I am still the same girl who pits herself against bad people because they bully people she loves, the same girl who will not hesitate to give someone a piece of her mind when they ask for it, the same girl who will try her best to be there for you when things get tough, the same girl who loves you in her own awkward way, the same girl who sometimes does downright stupid stuff at times but laughs at herself with everyone, the same girl who loves you enough to tell you the unpleasant truths, the same girl who wants to pursue God even when every other person is watching with their eyes and mouth wide open. I want to do what is right, even if it means being foolish and stupid. When you think about all these – is it really a wonder that I chose to dye my hair purple? Maybe everyone should go find a friend with purple hair.

In fact, for those who think I shouldn’t dye my hair purple..excuse me, I am not obliged to match your misguided mental impression of me – you are just deceiving yourself. Please quit making all those small hurtful passive-aggressive actions and comments. I am not doing it to snatch your limelight, pfft, like it is even of any worth to me.
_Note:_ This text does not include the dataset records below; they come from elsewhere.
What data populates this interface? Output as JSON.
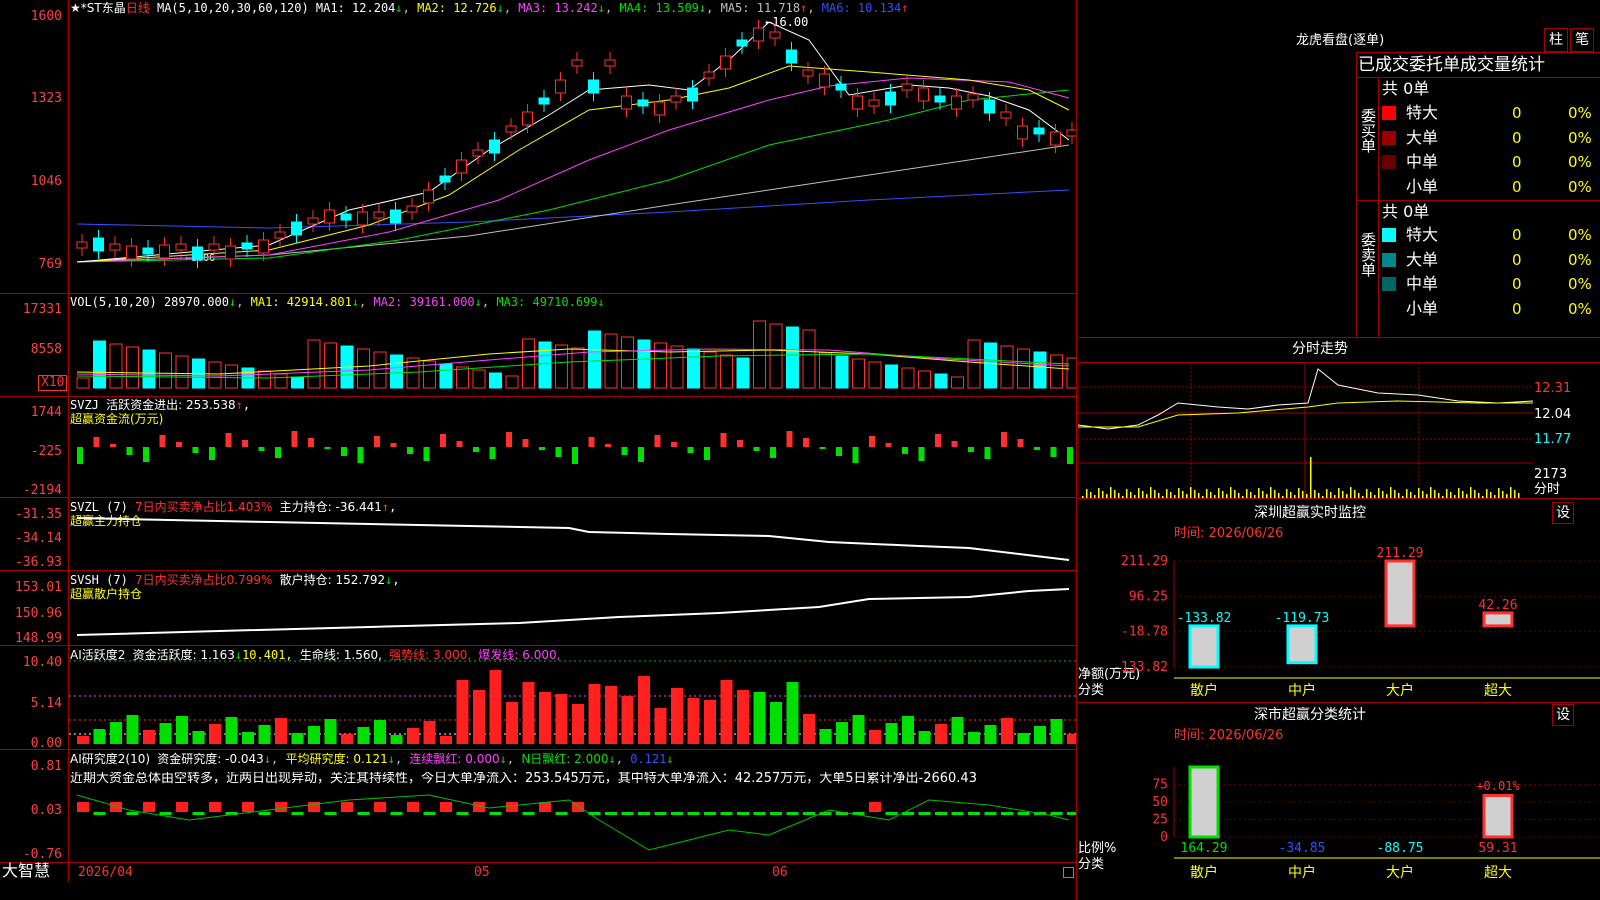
{
  "stock": {
    "name": "★*ST东晶",
    "period": "日线"
  },
  "panels": {
    "main": {
      "ma_label": "MA(5,10,20,30,60,120)",
      "ma": [
        {
          "label": "MA1: 12.204",
          "arrow": "↓",
          "color": "#ffffff"
        },
        {
          "label": "MA2: 12.726",
          "arrow": "↓",
          "color": "#ffff00"
        },
        {
          "label": "MA3: 13.242",
          "arrow": "↓",
          "color": "#ff40ff"
        },
        {
          "label": "MA4: 13.509",
          "arrow": "↓",
          "color": "#00e000"
        },
        {
          "label": "MA5: 11.718",
          "arrow": "↑",
          "color": "#c0c0c0"
        },
        {
          "label": "MA6: 10.134",
          "arrow": "↑",
          "color": "#3050ff"
        }
      ],
      "y_ticks": [
        "1600",
        "1323",
        "1046",
        "769"
      ],
      "high_mark": "16.00",
      "low_mark": "8.06"
    },
    "vol": {
      "label": "VOL(5,10,20)",
      "value": "28970.000",
      "arrow": "↓",
      "ma1": "MA1: 42914.801",
      "ma1_arrow": "↓",
      "ma2": "MA2: 39161.000",
      "ma2_arrow": "↓",
      "ma3": "MA3: 49710.699",
      "ma3_arrow": "↓",
      "y_ticks": [
        "17331",
        "8558"
      ],
      "unit": "X10"
    },
    "svzj": {
      "label": "SVZJ",
      "desc": "活跃资金进出: 253.538",
      "arrow": "↑",
      "comma": ",",
      "subtitle": "超赢资金流(万元)",
      "y_ticks": [
        "1744",
        "-225",
        "-2194"
      ]
    },
    "svzl": {
      "label": "SVZL (7)",
      "pct": "7日内买卖净占比1.403%",
      "val": "主力持仓: -36.441",
      "arrow": "↑",
      "comma": ",",
      "subtitle": "超赢主力持仓",
      "y_ticks": [
        "-31.35",
        "-34.14",
        "-36.93"
      ]
    },
    "svsh": {
      "label": "SVSH (7)",
      "pct": "7日内买卖净占比0.799%",
      "val": "散户持仓: 152.792",
      "arrow": "↓",
      "comma": ",",
      "subtitle": "超赢散户持仓",
      "y_ticks": [
        "153.01",
        "150.96",
        "148.99"
      ]
    },
    "ai2": {
      "label": "AI活跃度2",
      "v1": "资金活跃度: 1.163",
      "a1": "↓",
      "v2": "10.401,",
      "v3": "生命线: 1.560,",
      "v4": "强势线: 3.000,",
      "v5": "爆发线: 6.000,",
      "y_ticks": [
        "10.40",
        "5.14",
        "0.00"
      ]
    },
    "ai_res": {
      "label": "AI研究度2(10)",
      "v1": "资金研究度: -0.043",
      "a1": "↓",
      "v2": "平均研究度: 0.121",
      "a2": "↓",
      "v3": "连续飘红: 0.000",
      "a3": "↓",
      "v4": "N日飘红: 2.000",
      "a4": "↓",
      "v5": "0.121",
      "a5": "↓",
      "note": "近期大资金总体由空转多，近两日出现异动，关注其持续性，今日大单净流入：253.545万元，其中特大单净流入：42.257万元，大单5日累计净出-2660.43",
      "y_ticks": [
        "0.81",
        "0.03",
        "-0.76"
      ]
    }
  },
  "x_axis": {
    "labels": [
      "2026/04",
      "05",
      "06"
    ],
    "brand": "大智慧"
  },
  "right": {
    "dragon_title": "龙虎看盘(逐单)",
    "btn_col": "柱",
    "btn_pen": "笔",
    "stats_title": "已成交委托单成交量统计",
    "buy": {
      "side": "委买单",
      "total": "共 0单",
      "rows": [
        {
          "name": "特大",
          "vol": "0",
          "pct": "0%",
          "color": "#ff0000"
        },
        {
          "name": "大单",
          "vol": "0",
          "pct": "0%",
          "color": "#990000"
        },
        {
          "name": "中单",
          "vol": "0",
          "pct": "0%",
          "color": "#660000"
        },
        {
          "name": "小单",
          "vol": "0",
          "pct": "0%",
          "color": ""
        }
      ]
    },
    "sell": {
      "side": "委卖单",
      "total": "共 0单",
      "rows": [
        {
          "name": "特大",
          "vol": "0",
          "pct": "0%",
          "color": "#00ffff"
        },
        {
          "name": "大单",
          "vol": "0",
          "pct": "0%",
          "color": "#008888"
        },
        {
          "name": "中单",
          "vol": "0",
          "pct": "0%",
          "color": "#006666"
        },
        {
          "name": "小单",
          "vol": "0",
          "pct": "0%",
          "color": ""
        }
      ]
    },
    "intraday": {
      "title": "分时走势",
      "y_ticks": [
        "12.31",
        "12.04",
        "11.77"
      ],
      "vol_tick": "2173",
      "vol_label": "分时"
    },
    "sz_monitor": {
      "title": "深圳超赢实时监控",
      "set": "设",
      "time": "时间: 2026/06/26",
      "y_ticks": [
        "211.29",
        "96.25",
        "-18.78",
        "-133.82"
      ],
      "ylabel": "净额(万元)",
      "xlabel": "分类",
      "bars": [
        {
          "cat": "散户",
          "value": -133.82,
          "label": "-133.82"
        },
        {
          "cat": "中户",
          "value": -119.73,
          "label": "-119.73"
        },
        {
          "cat": "大户",
          "value": 211.29,
          "label": "211.29"
        },
        {
          "cat": "超大",
          "value": 42.26,
          "label": "42.26"
        }
      ]
    },
    "sz_class": {
      "title": "深市超赢分类统计",
      "set": "设",
      "time": "时间: 2026/06/26",
      "y_ticks": [
        "75",
        "50",
        "25",
        "0"
      ],
      "ylabel": "比例%",
      "xlabel": "分类",
      "extra_label": "+0.01%",
      "bars": [
        {
          "cat": "散户",
          "value": 164.29,
          "label": "164.29"
        },
        {
          "cat": "中户",
          "value": -34.85,
          "label": "-34.85"
        },
        {
          "cat": "大户",
          "value": -88.75,
          "label": "-88.75"
        },
        {
          "cat": "超大",
          "value": 59.31,
          "label": "59.31"
        }
      ]
    }
  }
}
Also, stop sounding like I need your approval for this. I don’t really care for it if you are a nobody to me.

Maybe because I dyed my hair like that, I am not suitable to do this and that – that’s fine and in some cases, very legit. If I want to do it, I won’t ask for concessions – I will follow your rules. But if I am not, then your rules only remain your own. If you think that I am being rebellious and I have bad intentions and I want to overthrow people (just because oh, I have purple hair), I earnestly urge you to go find something else to occupy your thoughts with. Even thinking about jumping pink marshmallows the size of pillows would be great, and perhaps more productive or realistic.

If people feel that dyeing my hair purple suddenly makes me a bad person, sigh – doesn’t it already sound so shallow? Just because my hair is purple, suddenly everything I do looks bad? I can’t be bothered to explain how dumb that suggestion is.
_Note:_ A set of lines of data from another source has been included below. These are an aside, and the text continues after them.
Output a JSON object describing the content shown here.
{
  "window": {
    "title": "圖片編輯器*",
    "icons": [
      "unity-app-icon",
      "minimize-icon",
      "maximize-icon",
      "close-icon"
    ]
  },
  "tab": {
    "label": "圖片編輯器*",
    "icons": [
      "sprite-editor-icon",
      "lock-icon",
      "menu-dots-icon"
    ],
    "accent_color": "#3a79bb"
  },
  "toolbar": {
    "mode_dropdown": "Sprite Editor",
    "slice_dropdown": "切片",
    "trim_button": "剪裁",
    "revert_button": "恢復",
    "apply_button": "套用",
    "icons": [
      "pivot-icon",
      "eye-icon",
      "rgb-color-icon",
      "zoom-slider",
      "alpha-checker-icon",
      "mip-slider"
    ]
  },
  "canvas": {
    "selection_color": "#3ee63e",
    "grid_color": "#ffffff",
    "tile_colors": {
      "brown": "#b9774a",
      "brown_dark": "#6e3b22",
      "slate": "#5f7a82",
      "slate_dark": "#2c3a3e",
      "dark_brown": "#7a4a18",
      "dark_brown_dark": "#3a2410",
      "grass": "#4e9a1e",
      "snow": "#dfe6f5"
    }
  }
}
On another note, I am turning 24 in 2 weeks. Just because I look like or you think that I am still attending secondary school, it doesn’t change the fact that I am no longer bound by any school rules regarding hair. I am bound by Singapore law, and I regret to inform that I do not yet know of any laws against dyeing my hair purple. It may sound/look blasphemous to you – but hey, I am totally legal.
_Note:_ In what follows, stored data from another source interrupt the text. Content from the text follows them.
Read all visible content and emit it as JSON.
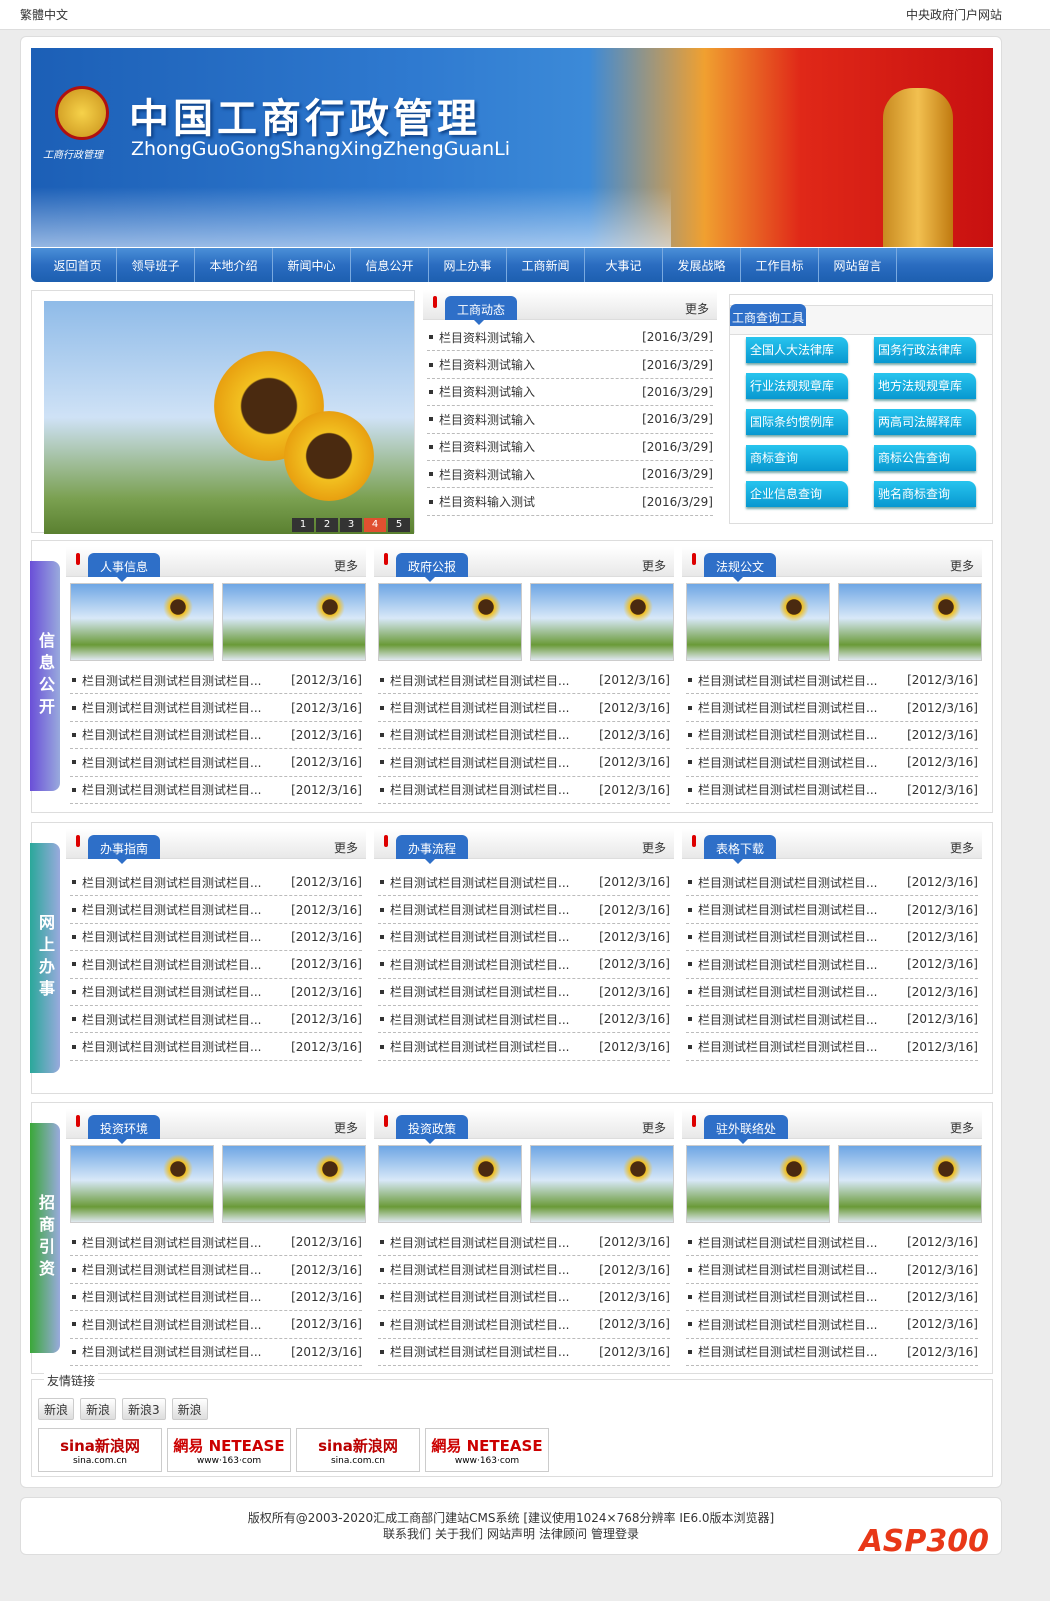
{
  "topbar": {
    "left": "繁體中文",
    "right": "中央政府门户网站"
  },
  "banner": {
    "title": "中国工商行政管理",
    "subtitle": "ZhongGuoGongShangXingZhengGuanLi",
    "emblem_text": "工商行政管理"
  },
  "nav": [
    "返回首页",
    "领导班子",
    "本地介绍",
    "新闻中心",
    "信息公开",
    "网上办事",
    "工商新闻",
    "大事记",
    "发展战略",
    "工作目标",
    "网站留言"
  ],
  "slider": {
    "pages": [
      "1",
      "2",
      "3",
      "4",
      "5"
    ],
    "active": 4
  },
  "news": {
    "title": "工商动态",
    "more": "更多",
    "items": [
      {
        "t": "栏目资料测试输入",
        "d": "[2016/3/29]"
      },
      {
        "t": "栏目资料测试输入",
        "d": "[2016/3/29]"
      },
      {
        "t": "栏目资料测试输入",
        "d": "[2016/3/29]"
      },
      {
        "t": "栏目资料测试输入",
        "d": "[2016/3/29]"
      },
      {
        "t": "栏目资料测试输入",
        "d": "[2016/3/29]"
      },
      {
        "t": "栏目资料测试输入",
        "d": "[2016/3/29]"
      },
      {
        "t": "栏目资料输入测试",
        "d": "[2016/3/29]"
      }
    ]
  },
  "tools": {
    "title": "工商查询工具",
    "items": [
      "全国人大法律库",
      "国务行政法律库",
      "行业法规规章库",
      "地方法规规章库",
      "国际条约惯例库",
      "两高司法解释库",
      "商标查询",
      "商标公告查询",
      "企业信息查询",
      "驰名商标查询"
    ]
  },
  "sections": [
    {
      "label": "信息公开",
      "color": "#6a4fd8",
      "thumbs": true,
      "cols": [
        {
          "title": "人事信息"
        },
        {
          "title": "政府公报"
        },
        {
          "title": "法规公文"
        }
      ],
      "rows": 5
    },
    {
      "label": "网上办事",
      "color": "#2aa89a",
      "thumbs": false,
      "cols": [
        {
          "title": "办事指南"
        },
        {
          "title": "办事流程"
        },
        {
          "title": "表格下载"
        }
      ],
      "rows": 7
    },
    {
      "label": "招商引资",
      "color": "#3aa838",
      "thumbs": true,
      "cols": [
        {
          "title": "投资环境"
        },
        {
          "title": "投资政策"
        },
        {
          "title": "驻外联络处"
        }
      ],
      "rows": 5
    }
  ],
  "item_text": "栏目测试栏目测试栏目测试栏目...",
  "item_date": "[2012/3/16]",
  "more": "更多",
  "links": {
    "legend": "友情链接",
    "buttons": [
      "新浪",
      "新浪",
      "新浪3",
      "新浪"
    ],
    "logos": [
      {
        "name": "sina新浪网",
        "url": "sina.com.cn"
      },
      {
        "name": "網易 NETEASE",
        "url": "www·163·com"
      },
      {
        "name": "sina新浪网",
        "url": "sina.com.cn"
      },
      {
        "name": "網易 NETEASE",
        "url": "www·163·com"
      }
    ]
  },
  "footer": {
    "line1": "版权所有@2003-2020汇成工商部门建站CMS系统 [建议使用1024×768分辨率 IE6.0版本浏览器]",
    "line2": [
      "联系我们",
      "关于我们",
      "网站声明",
      "法律顾问",
      "管理登录"
    ],
    "watermark": "ASP300"
  }
}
Where does God come into the picture? I want to follow Christ, and I know the personality He has given me – and sorry, I wouldn’t trade. And, I seriously think hair colour should not be a criteria for anything at all. If we are judging each other by hair colour rather than deeds and how they live their life – we are pretty much doomed.

And, how many of you will choose to be different when it turns people against you because they think you are being foolish and rash and naive? If you want to be different, be prepared to chase trends all your life. I just want to be myself, and in me, I find that eternal longing for Something bigger and better. Even if it makes me foolish in the eyes of the world, I want to follow. I will try my best to.

For the reasons I stated above, my hair is really not for showing off to say ‘LOOK I AM DIFFERENT AND I AM COOL’ or even do it for ‘likes’. But, I really love it, and eager to immortalise it somewhere I can look at it again. So, for your viewing pleasure (or not, I do not care):

my purple hair!!

 

***AN EDIT (after speaking to a precious friend about my post): My whole point was really, let me do what I want to my hair, because it’s my form of personal expression. A form brought to an extent where I believe is still moral-neutral, and I shouldn’t have to gain anyone’s approval for it, so don’t start making me feel like I should. It is not going to work, and you are just going to make me feel very angry with you. While I choose ‘personal expression’ as my reason, (and so can you), just remember why exactly you are doing it for. To me, it shouldn’t have to be loud or flashy or intentional or showy, attention should not be taken as a necessary byproduct of personal expression. If being yourself means you may end up loud and flashy and all, then so be it. It shouldn’t matter right… Your true intentions will shine through anyway.